The right to express ourselves, the ability to choose how to live our own lives and to define our own destinies are some of the basic freedoms we have as EU citizens. We should all be able to benefit from a free press, without censorship, an independent justice system and a government that protects its own citizens. Today, many of us reap the benefits of EU citizenship, something that previous generations fought so hard for. Unfortunately, recent developments in certain Member States have proven that these rights should never be taken for granted.
Recent developments in Poland and Hungary are particularly worrying. The Governments of these countries have over the past years taken on a more authoritarian direction. The Governments of Poland and Hungary have carried out systematic offences on freedom, democracy, the rule of law and civil liberties. Stronger rules on abortion, anti-Semitic statements, restrictions on the freedom of press and public service in addition to violations on the independence of judicial systems are only a few examples of how these countries have gone in the wrong direction.
As a response, the European Commission decided to invoke Article 7 of the Lisbon Treaty against the Polish Government, which in the long run could mean that Poland could lose its right to vote. I fully support the decision taken by the European Commission and have for a long time insisted that the same action should be taken against the Hungarian Government.
In order to ensure that the situation does not escalate as quickly as it has already done in Poland and Hungary, the EU should introduce a rights mechanism that should systematically monitor whether EU Member States are fulfilling the obligations that they signed up to when they joined the Union. The European Commission should publish annual reports of how well the Member States are respecting the fundamental values of the Union. It should be made possible to impose sanctions on those Member States that are not living up to the set standards, such as freezing payments of EU funds. It should also be possible to take a country to the European Court of Justice if it violates Article 2 on fundamental values in the Treaties.

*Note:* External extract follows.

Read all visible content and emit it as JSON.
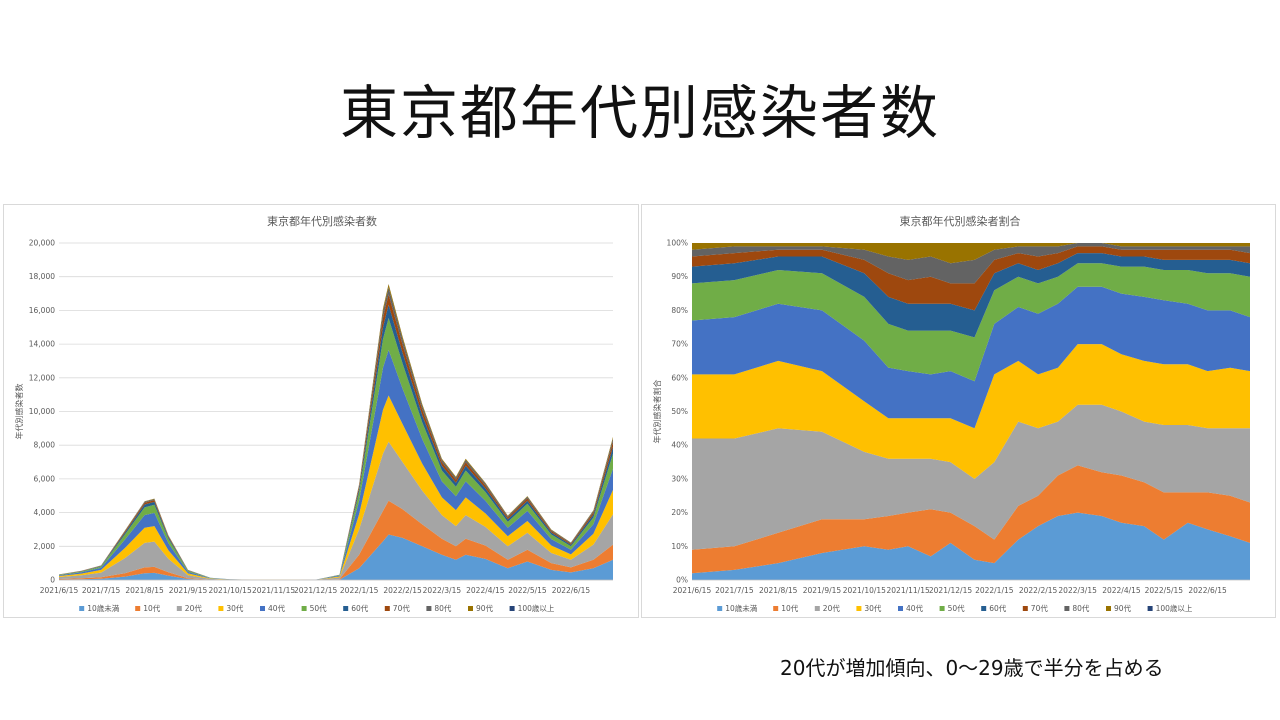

The Freedom and democracy that we often tend to take for granted as European citizens is unfortunately not guaranteed everywhere in our Union. We can no longer stand by and watch as authoritarian regimes systematically violate citizens’ rights.
It is time that we remind ourselves of the fundamental values that lay the ground for our open, free and democratic society. Only through responsible politics and cooperation can we take on future challenges and create a better society for all. That is why I am working hard to pursue a safer, more open and democratic Union where we work together to solve our common problems.